MPs query Shs80 billion mineral survey deal

Karimojong artisanal miners search for gold in Lolung in Rupa Sub-county in Moroto District last year. PHOTO BY STEVE ARIONG

Members of Parliament on the National Economy Committee yesterday queried a deal awarded to a Spanish company to do a geological mapping of minerals in Karamoja.

The MPs say it was wrong to award the deal to Xcalibur at Euros 20.6m (about Shs82b) and leave out SRK Exploration Services which had proposed to do the same work at $9.6m (about Shs35b).

“We have approved loans before which are not supposed to be approved. This is a dirty deal and should be rejected,” Ayivu MP Bernard Atiku said.

Government intends to borrow the money from Corporate International Fund of Spain but the legislators say they have received a query from a whistleblower on a flawed procurement process which Cabinet has already approved.

Before the MPs raised the query, the Permanent Secretary and Secretary to the Treasury, Mr Keith Muhakanizi had told the committee that he had received a whistleblower’s report contesting the figure presented by Xcalibur.

After receiving the whistleblower’s report on July 23, Mr Muhakanizi said he wrote to the Ministry of Energy and Mineral Development asking them to explain the cost difference.

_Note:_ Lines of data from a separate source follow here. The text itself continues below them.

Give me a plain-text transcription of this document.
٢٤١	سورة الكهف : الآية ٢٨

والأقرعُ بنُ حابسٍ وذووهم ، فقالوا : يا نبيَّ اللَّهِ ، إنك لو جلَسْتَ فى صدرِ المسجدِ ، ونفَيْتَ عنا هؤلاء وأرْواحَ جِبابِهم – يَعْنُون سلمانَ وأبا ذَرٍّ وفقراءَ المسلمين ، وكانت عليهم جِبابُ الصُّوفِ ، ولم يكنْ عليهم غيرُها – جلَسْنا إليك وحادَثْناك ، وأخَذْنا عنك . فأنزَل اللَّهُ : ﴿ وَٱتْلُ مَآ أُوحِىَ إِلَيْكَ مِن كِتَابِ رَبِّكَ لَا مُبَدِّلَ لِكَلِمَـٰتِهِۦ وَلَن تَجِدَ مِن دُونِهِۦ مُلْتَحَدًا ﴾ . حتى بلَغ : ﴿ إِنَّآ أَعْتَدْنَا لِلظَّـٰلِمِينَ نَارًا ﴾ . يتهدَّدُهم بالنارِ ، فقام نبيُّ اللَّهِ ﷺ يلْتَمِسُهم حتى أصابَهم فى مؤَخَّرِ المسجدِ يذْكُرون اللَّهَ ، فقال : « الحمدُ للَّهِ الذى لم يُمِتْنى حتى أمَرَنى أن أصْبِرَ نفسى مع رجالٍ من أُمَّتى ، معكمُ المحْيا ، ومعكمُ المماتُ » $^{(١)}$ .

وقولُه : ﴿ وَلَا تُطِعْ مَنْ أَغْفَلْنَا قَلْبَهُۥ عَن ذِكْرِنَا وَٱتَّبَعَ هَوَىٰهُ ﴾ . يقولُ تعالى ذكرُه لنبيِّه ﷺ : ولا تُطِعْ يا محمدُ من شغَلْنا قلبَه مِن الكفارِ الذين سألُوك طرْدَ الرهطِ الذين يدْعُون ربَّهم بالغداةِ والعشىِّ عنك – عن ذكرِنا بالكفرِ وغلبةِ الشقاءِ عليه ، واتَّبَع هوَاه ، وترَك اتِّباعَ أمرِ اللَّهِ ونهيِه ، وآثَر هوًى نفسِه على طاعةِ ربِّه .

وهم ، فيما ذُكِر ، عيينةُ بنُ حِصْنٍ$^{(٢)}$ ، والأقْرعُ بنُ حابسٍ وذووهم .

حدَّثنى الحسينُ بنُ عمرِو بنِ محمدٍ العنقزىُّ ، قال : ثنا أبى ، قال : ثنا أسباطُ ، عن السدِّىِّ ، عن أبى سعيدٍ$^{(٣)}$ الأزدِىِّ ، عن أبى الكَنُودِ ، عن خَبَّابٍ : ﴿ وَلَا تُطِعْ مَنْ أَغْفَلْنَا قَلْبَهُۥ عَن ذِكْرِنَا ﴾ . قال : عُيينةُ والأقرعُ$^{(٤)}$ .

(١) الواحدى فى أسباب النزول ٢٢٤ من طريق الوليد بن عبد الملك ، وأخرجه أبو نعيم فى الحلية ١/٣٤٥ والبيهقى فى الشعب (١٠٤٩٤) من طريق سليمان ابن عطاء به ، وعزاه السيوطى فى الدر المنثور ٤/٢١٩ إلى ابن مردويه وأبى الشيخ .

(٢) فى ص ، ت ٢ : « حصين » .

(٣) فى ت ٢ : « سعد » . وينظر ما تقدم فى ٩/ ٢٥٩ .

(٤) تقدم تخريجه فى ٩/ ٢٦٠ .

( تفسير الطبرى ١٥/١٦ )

“The purpose of this letter is to request you to explain the difference in costs for the project as alleged by the whistleblower and provide assurance that there is unjustified cause for this Ministry not to proceed to parliament with Xcalibur,” he wrote.
In response, the Director of Geological Survey and Mines, Zanchary Baguma, told the committee that SRK quoted a much lower figure because its proposal didn’t match the ministry’s technical specifications. Baguma was appearing with Muhakanizi before the committee.

Baguma said SRK had quoted 27,000sqkm which didn’t cover the whole area needed to be surveyed and Xcalibur quoted at least 40,000sqms.

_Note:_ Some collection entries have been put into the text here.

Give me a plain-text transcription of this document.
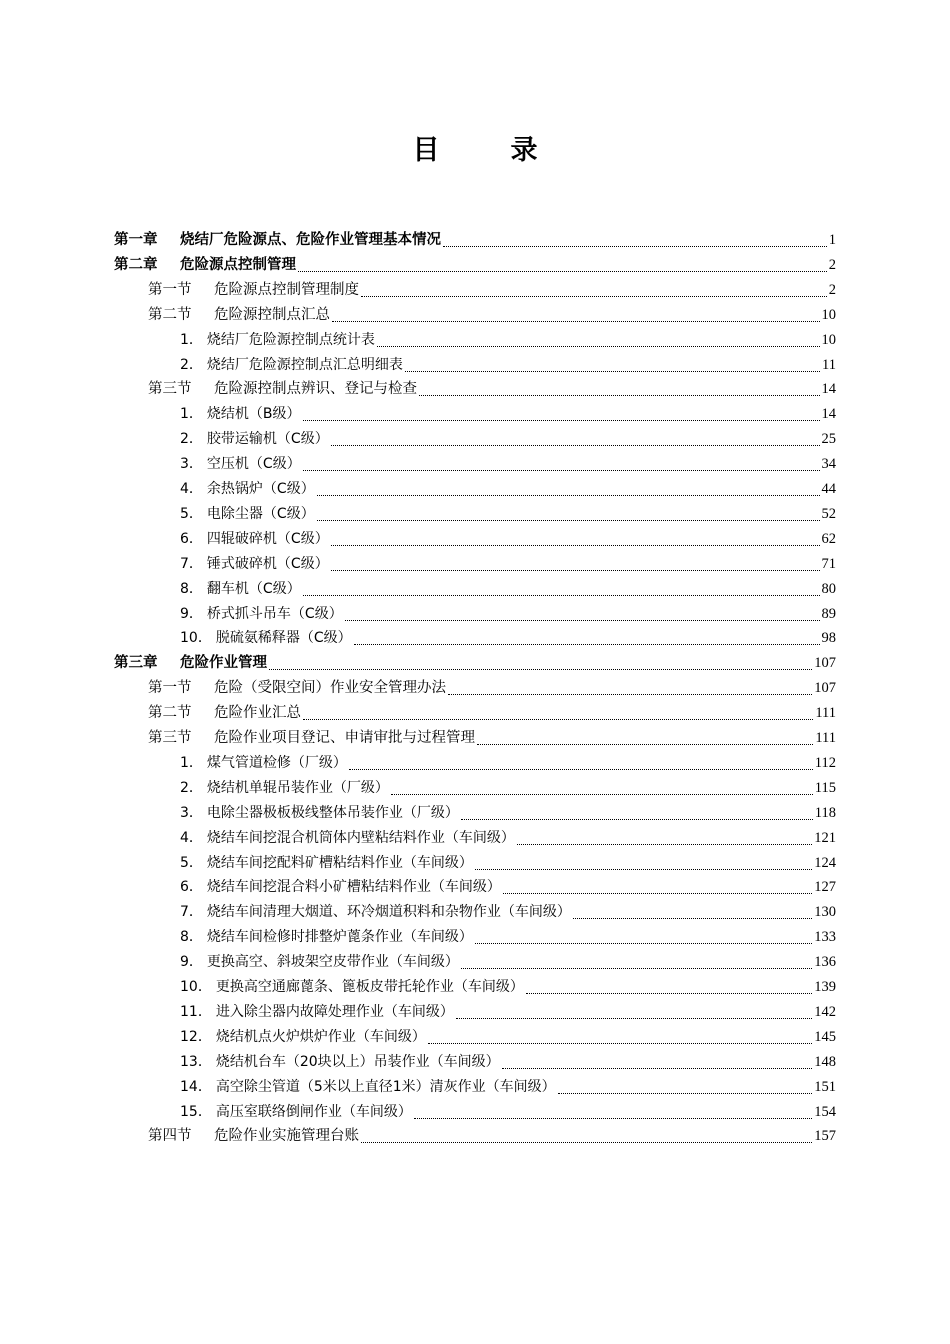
目　录
第一章 烧结厂危险源点、危险作业管理基本情况	1
第二章 危险源点控制管理	2
第一节 危险源点控制管理制度	2
第二节 危险源控制点汇总	10
1． 烧结厂危险源控制点统计表	10
2． 烧结厂危险源控制点汇总明细表	11
第三节 危险源控制点辨识、登记与检查	14
1． 烧结机（B级）	14
2． 胶带运输机（C级）	25
3． 空压机（C级）	34
4． 余热锅炉（C级）	44
5． 电除尘器（C级）	52
6． 四辊破碎机（C级）	62
7． 锤式破碎机（C级）	71
8． 翻车机（C级）	80
9． 桥式抓斗吊车（C级）	89
10． 脱硫氨稀释器（C级）	98
第三章 危险作业管理	107
第一节 危险（受限空间）作业安全管理办法	107
第二节 危险作业汇总	111
第三节 危险作业项目登记、申请审批与过程管理	111
1． 煤气管道检修（厂级）	112
2． 烧结机单辊吊装作业（厂级）	115
3． 电除尘器极板极线整体吊装作业（厂级）	118
4． 烧结车间挖混合机筒体内壁粘结料作业（车间级）	121
5． 烧结车间挖配料矿槽粘结料作业（车间级）	124
6． 烧结车间挖混合料小矿槽粘结料作业（车间级）	127
7． 烧结车间清理大烟道、环冷烟道积料和杂物作业（车间级）	130
8． 烧结车间检修时排整炉蓖条作业（车间级）	133
9． 更换高空、斜坡架空皮带作业（车间级）	136
10． 更换高空通廊蓖条、篦板皮带托轮作业（车间级）	139
11． 进入除尘器内故障处理作业（车间级）	142
12． 烧结机点火炉烘炉作业（车间级）	145
13． 烧结机台车（20块以上）吊装作业（车间级）	148
14． 高空除尘管道（5米以上直径1米）清灰作业（车间级）	151
15． 高压室联络倒闸作业（车间级）	154
第四节 危险作业实施管理台账	157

He said 2146 square kilometres are in Lamwo district and 37,294 square kilometres in Karamoja and part of Mount Elgon.
“There are specifications we wanted because some parts of Lamwo and Mount Elgon were not mapped,” Mr Baguma told the MPs.
He said Xcalibur had promised to also survey the presence of gravity water in Karamoja, which is water-stricken. “There is no way SRK proposal would have worked for us because it was general,” he said.

Mr Baguma said since 2011, they have been writing to the Ministry of Finance asking for funds to do airborne geophysical survey and geological mapping without success.

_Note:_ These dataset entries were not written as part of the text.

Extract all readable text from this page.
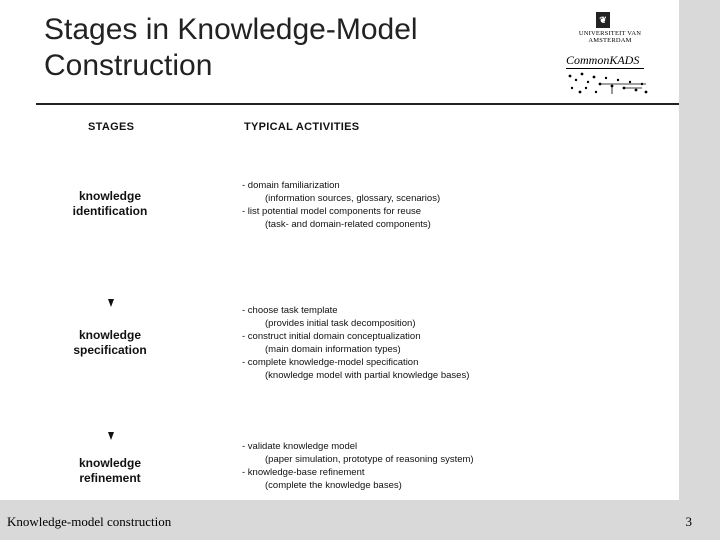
Stages in Knowledge-Model
Construction
❦
UNIVERSITEIT VAN AMSTERDAM
CommonKADS
STAGES	TYPICAL ACTIVITIES
knowledge
identification
- domain familiarization
(information sources, glossary, scenarios)
- list potential model components for reuse
(task- and domain-related components)
knowledge
specification
- choose task template
(provides initial task decomposition)
- construct initial domain conceptualization
(main domain information types)
- complete knowledge-model specification
(knowledge model with partial knowledge bases)
knowledge
refinement
- validate knowledge model
(paper simulation, prototype of reasoning system)
- knowledge-base refinement
(complete the knowledge bases)
Knowledge-model construction	3
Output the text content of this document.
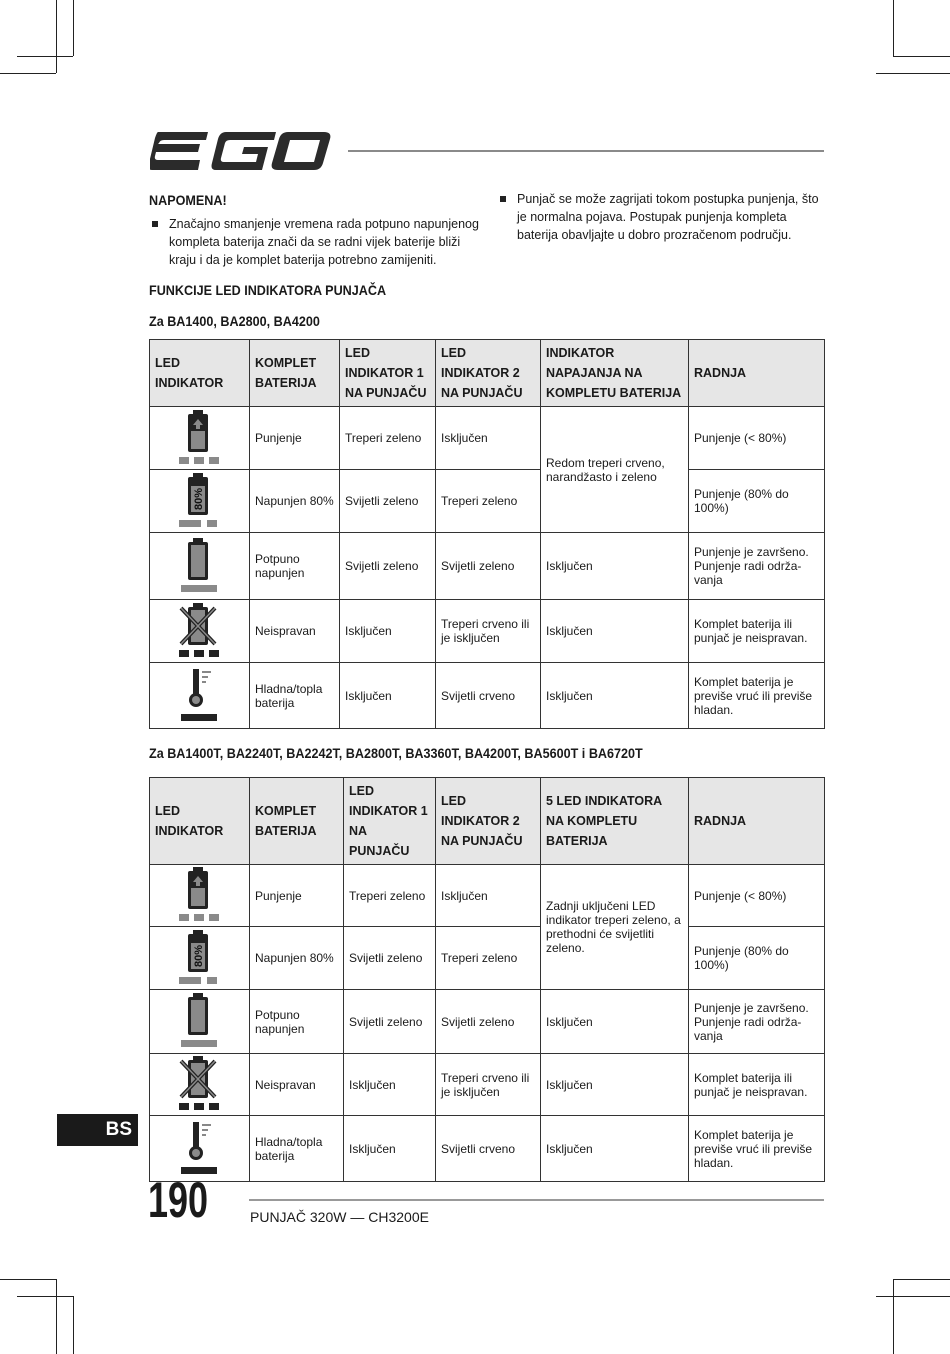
NAPOMENA!
Značajno smanjenje vremena rada potpuno napunjenog kompleta baterija znači da se radni vijek baterije bliži kraju i da je komplet baterija potrebno zamijeniti.
Punjač se može zagrijati tokom postupka punjenja, što je normalna pojava. Postupak punjenja kompleta baterija obavljajte u dobro prozračenom području.
FUNKCIJE LED INDIKATORA PUNJAČA
Za BA1400, BA2800, BA4200
LED INDIKATOR	KOMPLET BATERIJA	LED INDIKATOR 1 NA PUNJAČU	LED INDIKATOR 2 NA PUNJAČU	INDIKATOR NAPAJANJA NA KOMPLETU BATERIJA	RADNJA
	Punjenje	Treperi zeleno	Isključen	Redom treperi crveno, narandžasto i zeleno	Punjenje (< 80%)

80%	Napunjen 80%	Svijetli zeleno	Treperi zeleno		Punjenje (80% do 100%)
	Potpuno napunjen	Svijetli zeleno	Svijetli zeleno	Isključen	Punjenje je završeno. Punjenje radi održa-vanja
	Neispravan	Isključen	Treperi crveno ili je isključen	Isključen	Komplet baterija ili punjač je neispravan.
	Hladna/topla baterija	Isključen	Svijetli crveno	Isključen	Komplet baterija je previše vruć ili previše hladan.
Za BA1400T, BA2240T, BA2242T, BA2800T, BA3360T, BA4200T, BA5600T i BA6720T
LED INDIKATOR	KOMPLET BATERIJA	LED INDIKATOR 1 NA PUNJAČU	LED INDIKATOR 2 NA PUNJAČU	5 LED INDIKATORA NA KOMPLETU BATERIJA	RADNJA
	Punjenje	Treperi zeleno	Isključen	Zadnji uključeni LED indikator treperi zeleno, a prethodni će svijetliti zeleno.	Punjenje (< 80%)

80%	Napunjen 80%	Svijetli zeleno	Treperi zeleno		Punjenje (80% do 100%)
	Potpuno napunjen	Svijetli zeleno	Svijetli zeleno	Isključen	Punjenje je završeno. Punjenje radi održa-vanja
	Neispravan	Isključen	Treperi crveno ili je isključen	Isključen	Komplet baterija ili punjač je neispravan.
	Hladna/topla baterija	Isključen	Svijetli crveno	Isključen	Komplet baterija je previše vruć ili previše hladan.
BS
190	PUNJAČ 320W — CH3200E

Ruhinda North MP Thomas Tayebwa asked the Ministry of Energy and Minerals to bring the list of the companies that participated in the procurement.

Karamoja, which represents 20 per cent of the country’s geographical size, is the only region that has not been surveyed because of the instability that reined in 2006 when the national survey was done.

Mr Muhakanizi was asked to explain why government project funded by loans often delay because of delayed procurement processes.
He also blamed lobbyists of companies who he accused of pushing their individual interests at the expense of national interest.
“It is time for us to start questioning the movement of these lobbyists and their interests,” he said.

He also blamed the accounting and procurement officers who he said start the procurement process late.